Third, AAPL service revenue likely will outpace the market growth.
AAPL products continue to gain traction on the globe. Known evidence includes: 1) AAPL saw record-high growth rates in a number of international markets; 2) half of IPAD buyers are new; 3) AAPL’s pace of innovation to improve user experiences is fast (check out Freeform if you haven’t).
Supply chain issues are gone
Supply chain issue due to China’s lockdown in 2022 slowed down AAPL’s growth. 2022 was like a stress test for AAPL’s supply chain management. The company executed on their diversification strategy:
“We build our products everywhere. There are component parts coming from many different countries in the world, and the final assembly coming from three countries in the world on just iPhone.”
During the earnings call the company confirmed “we’re in decent supply on most products for the quarter currently.”
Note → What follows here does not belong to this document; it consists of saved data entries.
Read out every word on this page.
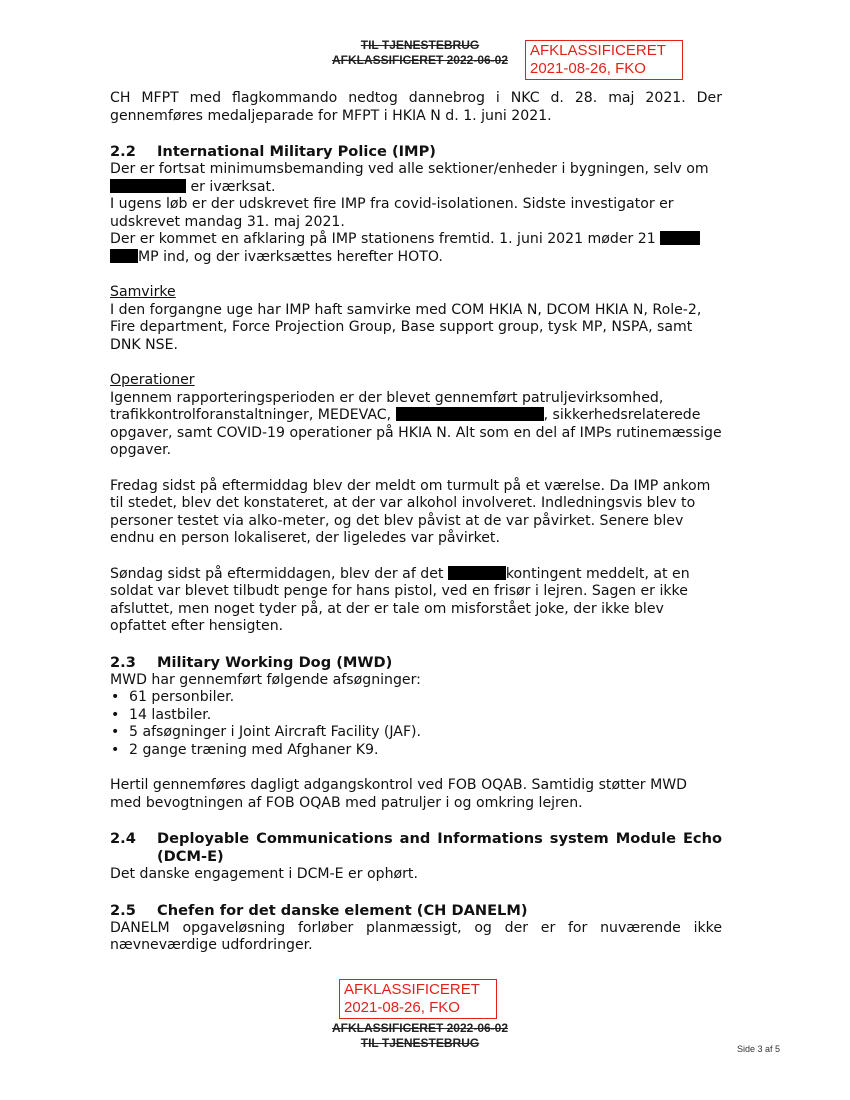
TIL TJENESTEBRUG
AFKLASSIFICERET 2022-06-02
AFKLASSIFICERET
2021-08-26, FKO

CH MFPT med flagkommando nedtog dannebrog i NKC d. 28. maj 2021. Der gennemføres medaljeparade for MFPT i HKIA N d. 1. juni 2021.

2.2	International Military Police (IMP)

Der er fortsat minimumsbemanding ved alle sektioner/enheder i bygningen, selv om  er iværksat.

I ugens løb er der udskrevet fire IMP fra covid-isolationen. Sidste investigator er udskrevet mandag 31. maj 2021.

Der er kommet en afklaring på IMP stationens fremtid. 1. juni 2021 møder 21  MP ind, og der iværksættes herefter HOTO.

Samvirke

I den forgangne uge har IMP haft samvirke med COM HKIA N, DCOM HKIA N, Role-2, Fire department, Force Projection Group, Base support group, tysk MP, NSPA, samt DNK NSE.

Operationer

Igennem rapporteringsperioden er der blevet gennemført patruljevirksomhed, trafikkontrolforanstaltninger, MEDEVAC,	, sikkerhedsrelaterede opgaver, samt COVID-19 operationer på HKIA N. Alt som en del af IMPs rutinemæssige opgaver.

Fredag sidst på eftermiddag blev der meldt om turmult på et værelse. Da IMP ankom til stedet, blev det konstateret, at der var alkohol involveret. Indledningsvis blev to personer testet via alko-meter, og det blev påvist at de var påvirket. Senere blev endnu en person lokaliseret, der ligeledes var påvirket.

Søndag sidst på eftermiddagen, blev der af det	kontingent meddelt, at en soldat var blevet tilbudt penge for hans pistol, ved en frisør i lejren. Sagen er ikke afsluttet, men noget tyder på, at der er tale om misforstået joke, der ikke blev opfattet efter hensigten.

2.3	Military Working Dog (MWD)

MWD har gennemført følgende afsøgninger:

• 61 personbiler.
• 14 lastbiler.
• 5 afsøgninger i Joint Aircraft Facility (JAF).
• 2 gange træning med Afghaner K9.

Hertil gennemføres dagligt adgangskontrol ved FOB OQAB. Samtidig støtter MWD med bevogtningen af FOB OQAB med patruljer i og omkring lejren.

2.4	Deployable Communications and Informations system Module Echo (DCM-E)

Det danske engagement i DCM-E er ophørt.

2.5	Chefen for det danske element (CH DANELM)

DANELM opgaveløsning forløber planmæssigt, og der er for nuværende ikke nævneværdige udfordringer.

AFKLASSIFICERET
2021-08-26, FKO
AFKLASSIFICERET 2022-06-02
TIL TJENESTEBRUG	Side 3 af 5
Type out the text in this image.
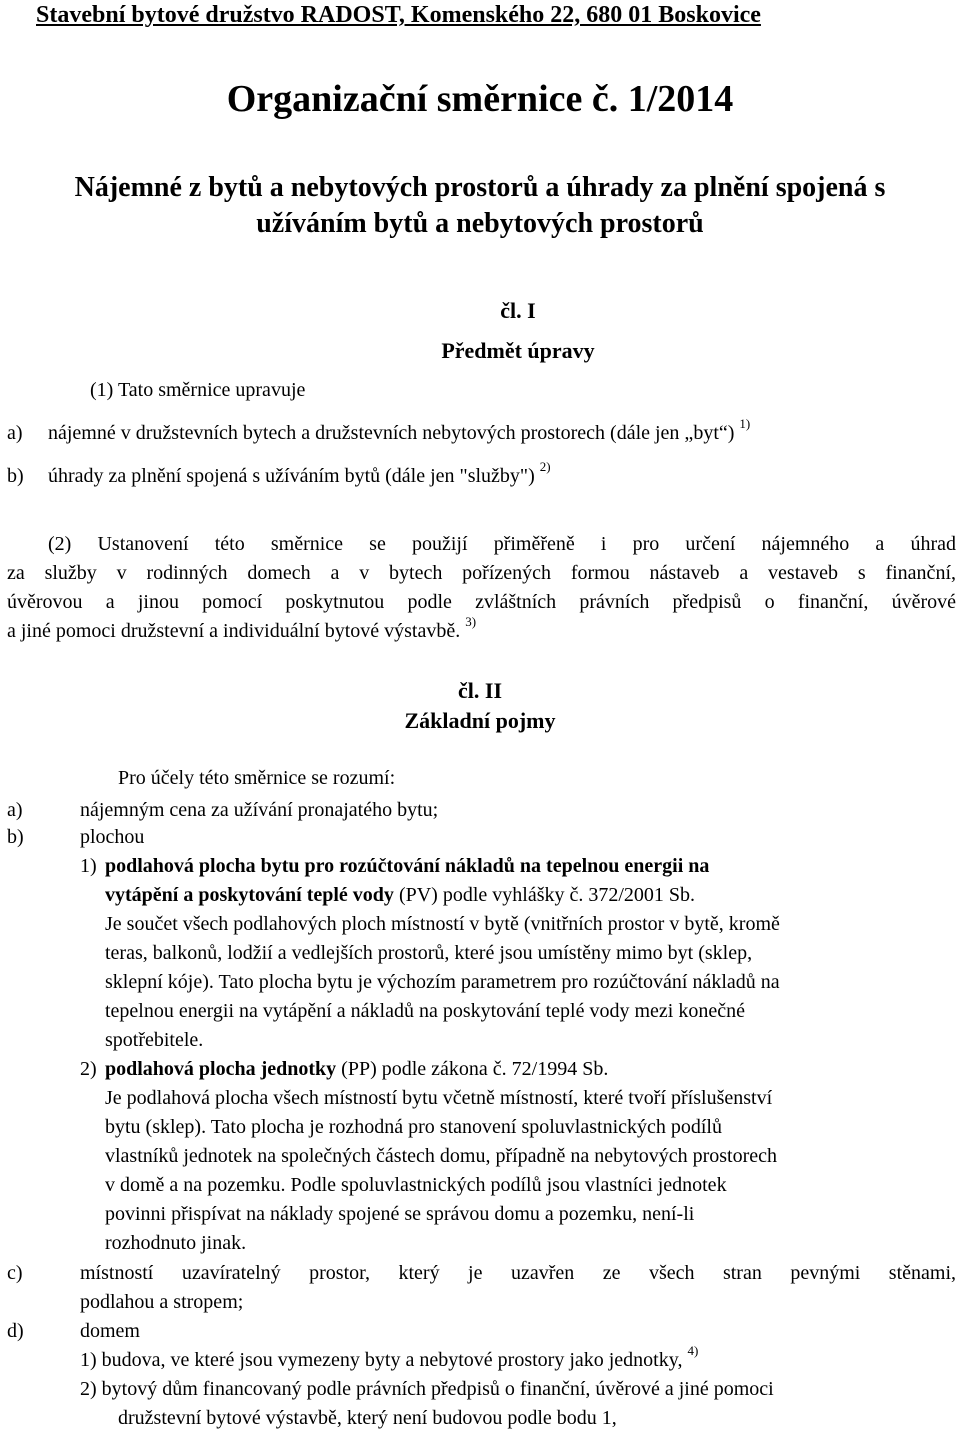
Stavební bytové družstvo RADOST, Komenského 22, 680 01 Boskovice
Organizační směrnice č. 1/2014
Nájemné z bytů a nebytových prostorů a úhrady za plnění spojená s
užíváním bytů a nebytových prostorů
čl. I
Předmět úpravy
(1) Tato směrnice upravuje
a) nájemné v družstevních bytech a družstevních nebytových prostorech (dále jen „byt“) $^{1)}$
b) úhrady za plnění spojená s užíváním bytů (dále jen "služby") $^{2)}$
(2) Ustanovení této směrnice se použijí přiměřeně i pro určení nájemného a úhrad
za služby v rodinných domech a v bytech pořízených formou nástaveb a vestaveb s finanční,
úvěrovou a jinou pomocí poskytnutou podle zvláštních právních předpisů o finanční, úvěrové
a jiné pomoci družstevní a individuální bytové výstavbě. $^{3)}$
čl. II
Základní pojmy
Pro účely této směrnice se rozumí:
a)	nájemným cena za užívání pronajatého bytu;
b)	plochou
1) podlahová plocha bytu pro rozúčtování nákladů na tepelnou energii na
vytápění a poskytování teplé vody (PV) podle vyhlášky č. 372/2001 Sb.
Je součet všech podlahových ploch místností v bytě (vnitřních prostor v bytě, kromě
teras, balkonů, lodžií a vedlejších prostorů, které jsou umístěny mimo byt (sklep,
sklepní kóje). Tato plocha bytu je výchozím parametrem pro rozúčtování nákladů na
tepelnou energii na vytápění a nákladů na poskytování teplé vody mezi konečné
spotřebitele.
2) podlahová plocha jednotky (PP) podle zákona č. 72/1994 Sb.
Je podlahová plocha všech místností bytu včetně místností, které tvoří příslušenství
bytu (sklep). Tato plocha je rozhodná pro stanovení spoluvlastnických podílů
vlastníků jednotek na společných částech domu, případně na nebytových prostorech
v domě a na pozemku. Podle spoluvlastnických podílů jsou vlastníci jednotek
povinni přispívat na náklady spojené se správou domu a pozemku, není-li
rozhodnuto jinak.
c)	místností uzavíratelný prostor, který je uzavřen ze všech stran pevnými stěnami,
podlahou a stropem;
d)	domem
1) budova, ve které jsou vymezeny byty a nebytové prostory jako jednotky, $^{4)}$
2) bytový dům financovaný podle právních předpisů o finanční, úvěrové a jiné pomoci
družstevní bytové výstavbě, který není budovou podle bodu 1,
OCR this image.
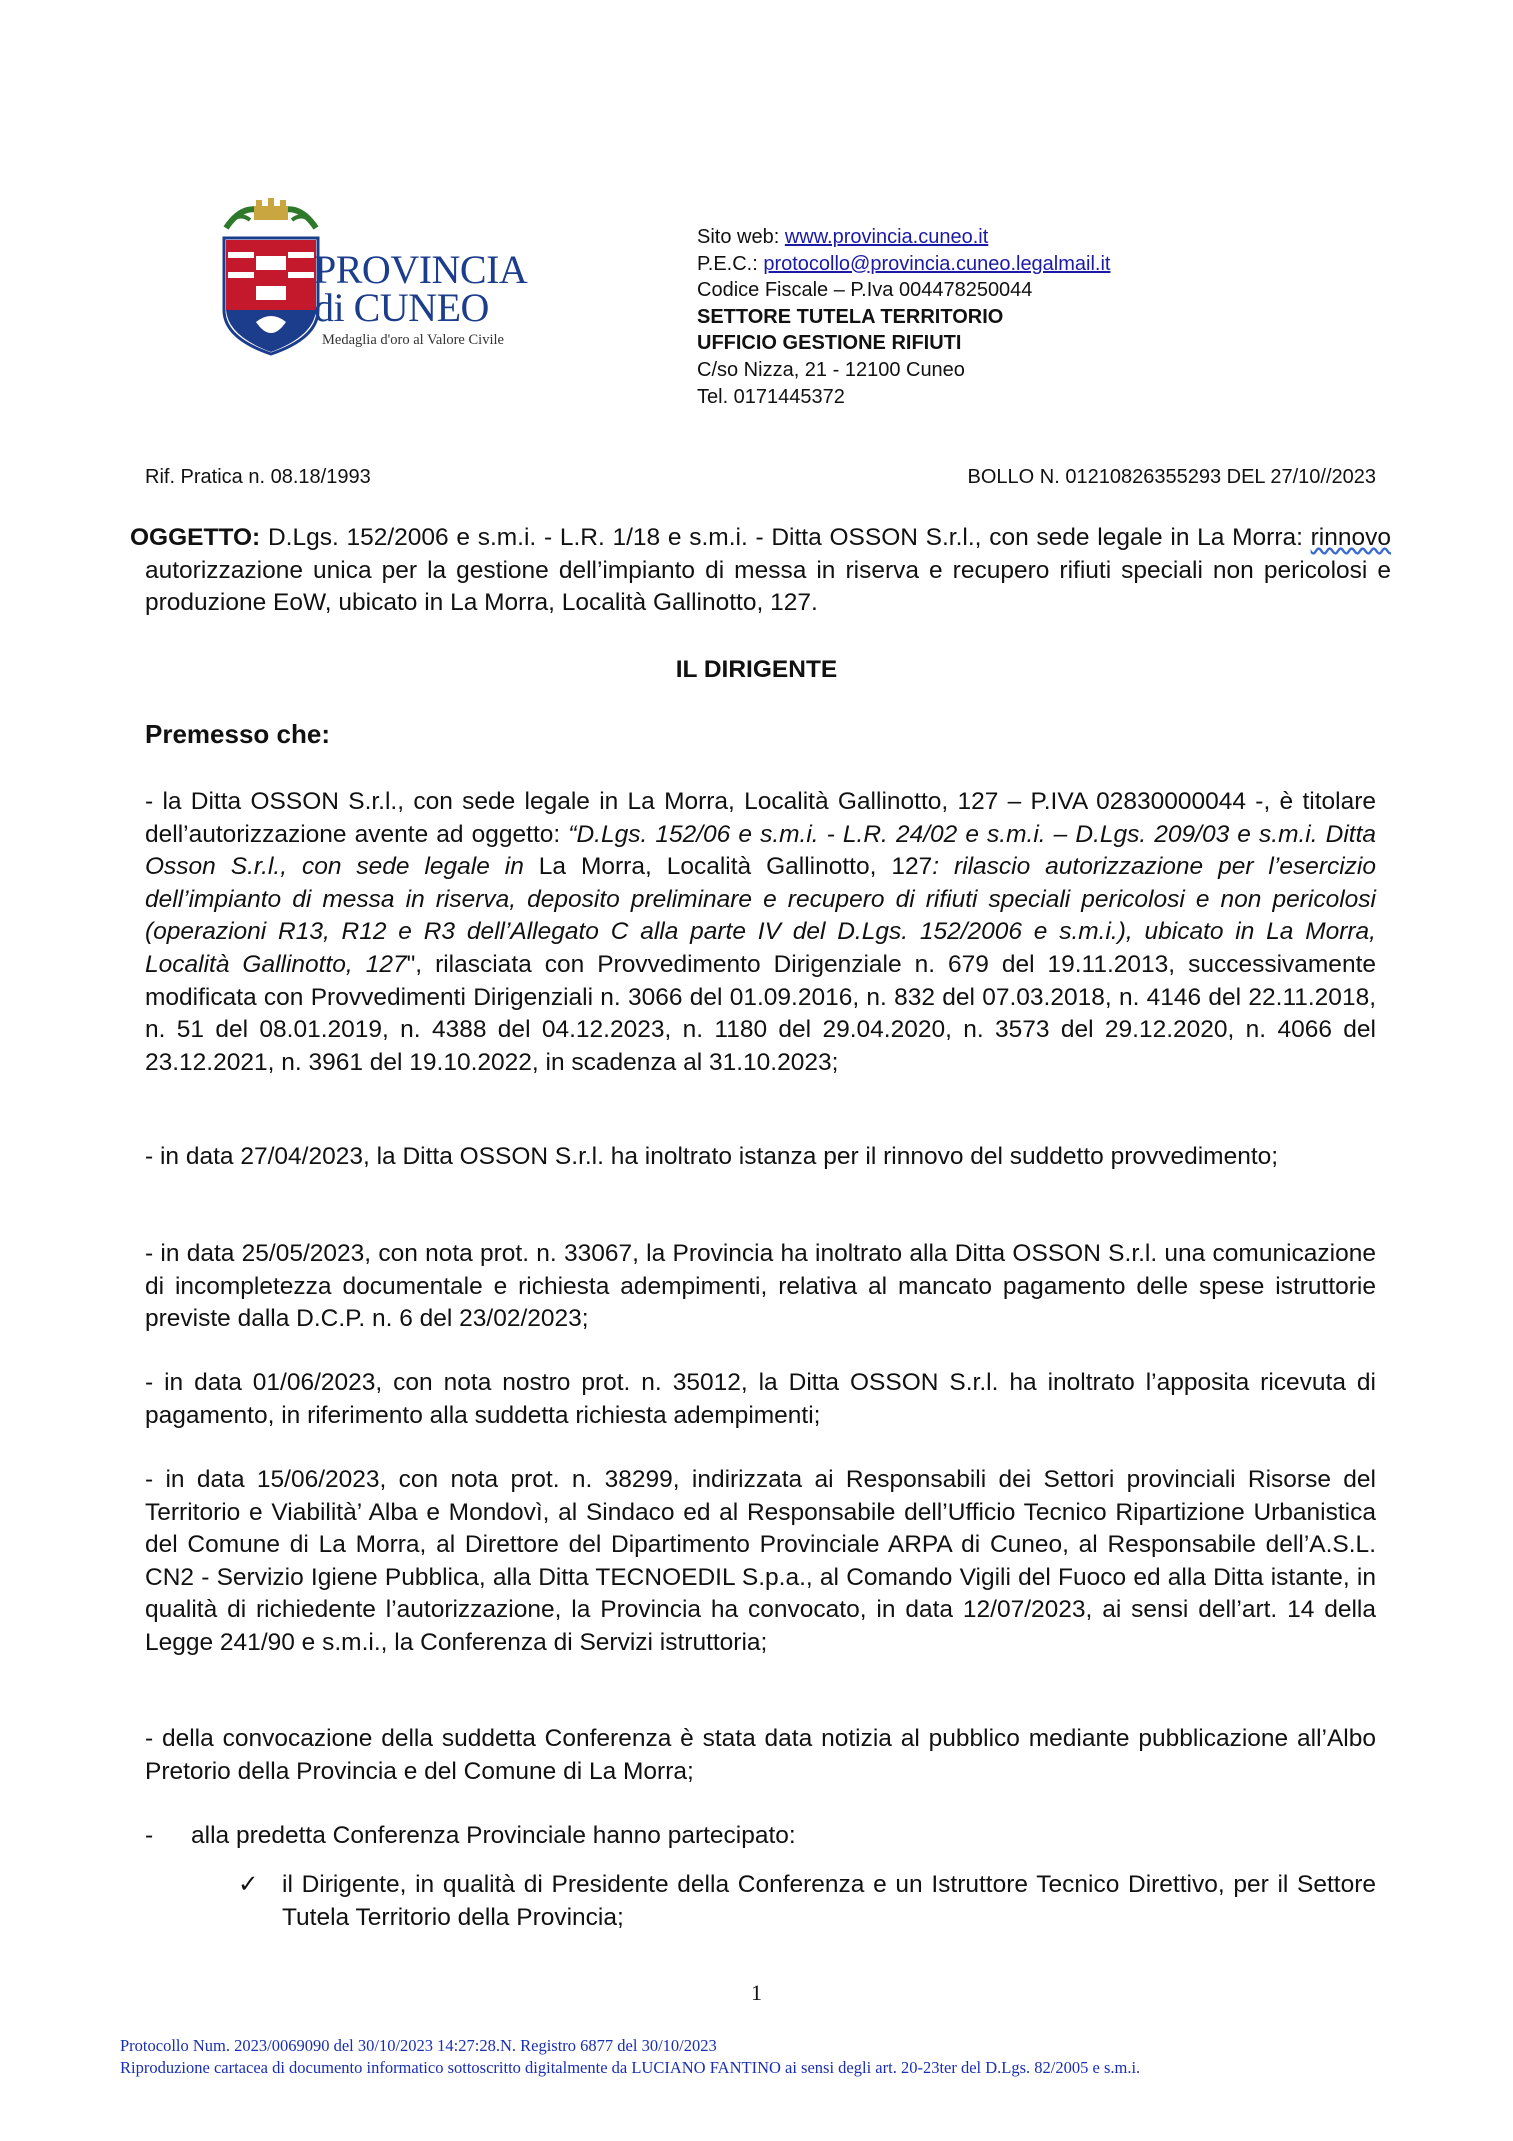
PROVINCIA
di CUNEO
Medaglia d'oro al Valore Civile
Sito web: www.provincia.cuneo.it
P.E.C.: protocollo@provincia.cuneo.legalmail.it
Codice Fiscale – P.Iva 004478250044
SETTORE TUTELA TERRITORIO
UFFICIO GESTIONE RIFIUTI
C/so Nizza, 21 - 12100 Cuneo
Tel. 0171445372
Rif. Pratica n. 08.18/1993	BOLLO N. 01210826355293 DEL 27/10//2023
OGGETTO: D.Lgs. 152/2006 e s.m.i. - L.R. 1/18 e s.m.i. - Ditta OSSON S.r.l., con sede legale in La Morra: rinnovo autorizzazione unica per la gestione dell’impianto di messa in riserva e recupero rifiuti speciali non pericolosi e produzione EoW, ubicato in La Morra, Località Gallinotto, 127.
IL DIRIGENTE
Premesso che:
- la Ditta OSSON S.r.l., con sede legale in La Morra, Località Gallinotto, 127 – P.IVA 02830000044 -, è titolare dell’autorizzazione avente ad oggetto: “D.Lgs. 152/06 e s.m.i. - L.R. 24/02 e s.m.i. – D.Lgs. 209/03 e s.m.i. Ditta Osson S.r.l., con sede legale in La Morra, Località Gallinotto, 127: rilascio autorizzazione per l’esercizio dell’impianto di messa in riserva, deposito preliminare e recupero di rifiuti speciali pericolosi e non pericolosi (operazioni R13, R12 e R3 dell’Allegato C alla parte IV del D.Lgs. 152/2006 e s.m.i.), ubicato in La Morra, Località Gallinotto, 127", rilasciata con Provvedimento Dirigenziale n. 679 del 19.11.2013, successivamente modificata con Provvedimenti Dirigenziali n. 3066 del 01.09.2016, n. 832 del 07.03.2018, n. 4146 del 22.11.2018, n. 51 del 08.01.2019, n. 4388 del 04.12.2023, n. 1180 del 29.04.2020, n. 3573 del 29.12.2020, n. 4066 del 23.12.2021, n. 3961 del 19.10.2022, in scadenza al 31.10.2023;
- in data 27/04/2023, la Ditta OSSON S.r.l. ha inoltrato istanza per il rinnovo del suddetto provvedimento;
- in data 25/05/2023, con nota prot. n. 33067, la Provincia ha inoltrato alla Ditta OSSON S.r.l. una comunicazione di incompletezza documentale e richiesta adempimenti, relativa al mancato pagamento delle spese istruttorie previste dalla D.C.P. n. 6 del 23/02/2023;
- in data 01/06/2023, con nota nostro prot. n. 35012, la Ditta OSSON S.r.l. ha inoltrato l’apposita ricevuta di pagamento, in riferimento alla suddetta richiesta adempimenti;
- in data 15/06/2023, con nota prot. n. 38299, indirizzata ai Responsabili dei Settori provinciali Risorse del Territorio e Viabilità’ Alba e Mondovì, al Sindaco ed al Responsabile dell’Ufficio Tecnico Ripartizione Urbanistica del Comune di La Morra, al Direttore del Dipartimento Provinciale ARPA di Cuneo, al Responsabile dell’A.S.L. CN2 - Servizio Igiene Pubblica, alla Ditta TECNOEDIL S.p.a., al Comando Vigili del Fuoco ed alla Ditta istante, in qualità di richiedente l’autorizzazione, la Provincia ha convocato, in data 12/07/2023, ai sensi dell’art. 14 della Legge 241/90 e s.m.i., la Conferenza di Servizi istruttoria;
- della convocazione della suddetta Conferenza è stata data notizia al pubblico mediante pubblicazione all’Albo Pretorio della Provincia e del Comune di La Morra;
- alla predetta Conferenza Provinciale hanno partecipato:
✓ il Dirigente, in qualità di Presidente della Conferenza e un Istruttore Tecnico Direttivo, per il Settore Tutela Territorio della Provincia;
1
Protocollo Num. 2023/0069090 del 30/10/2023 14:27:28.N. Registro 6877 del 30/10/2023
Riproduzione cartacea di documento informatico sottoscritto digitalmente da LUCIANO FANTINO ai sensi degli art. 20-23ter del D.Lgs. 82/2005 e s.m.i.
To me, the supply chain for Apple is a key aspect for their infrastructure which powers all other forms of monetization. Being able to source component parts across many countries, and then assemble them in three countries, sounds convincing. Also, the company mentioned Mac Book production was moved from China to Vietnam, expecting production starting Q2 2023. Its India-based plant is also expected to produce 25% of iPhones, up from less than 10% currently.
AAPL TV+ is getting ready for a leap
Apple Inc.’s ads revenue was $4B in 2022, representing a really tiny portion of what their potentials could be. Apple has been making efforts building a differentiated Apple TV. In my opinion, Apple TV+ is getting ready for a leap soon.
First, Apple TV is known for its entirely original programming around TV shows, limited series, and movies, when all other players are prioritizing on extensive libraries of existing TV shows or movies. This is a great differentiator in an increasingly crowded streaming TV market.
Second, Apple TV is well positioned to gain more users globally. This year Apple launched Major League Soccer Season Pass in 10-year partnership with MLS. It’s worth mentioning that the MLS Season Pass will be available to audience in over 100 countries and regions. This follows Apple’s Friday Night Baseball, representing a continued movement towards advertising.
Third, with 2 billion installed base, Apple has unprecedented advantage in contextual advertising. As stated in Apple’s website:
“Contextual information may be used to serve ads, such as Device Information, Device Location, App Store Searches, Apple News and Stocks. We create segments to deliver personalized ads for users leveraging user information such as Account Information, Downloads, Purchases & Subscriptions, Apple News and Stocks, and Advertising Interactions.”
A very quick way to calculate Apple’s ads potential would be, 1.5 billion users * blended WW ARPU (let’s say $20) = $30B in gross revenue.
Conclusion
Apple Inc. is currently trading at $154, 26x P/E, and its price is roughly in the middle of its 52-week low/high. As a market leader running a highly durable business and operating an ecosystem with 2B installed base, I expect Apple to continue accelerating its revenue growth, and add value creation for shareholders. Apple Inc. stock in my opinion is a great long-term investment, and its runway in digital advertising should help boost the AAPL stock price in the near term.
Disclosure: I/we have no stock, option or similar derivative position in any of the companies mentioned, and no plans to initiate any such positions within the next 72 hours. I wrote this article myself, and it expresses my own opinions. I am not receiving compensation for it (other than from Seeking Alpha). I have no business relationship with any company whose stock is mentioned in this article.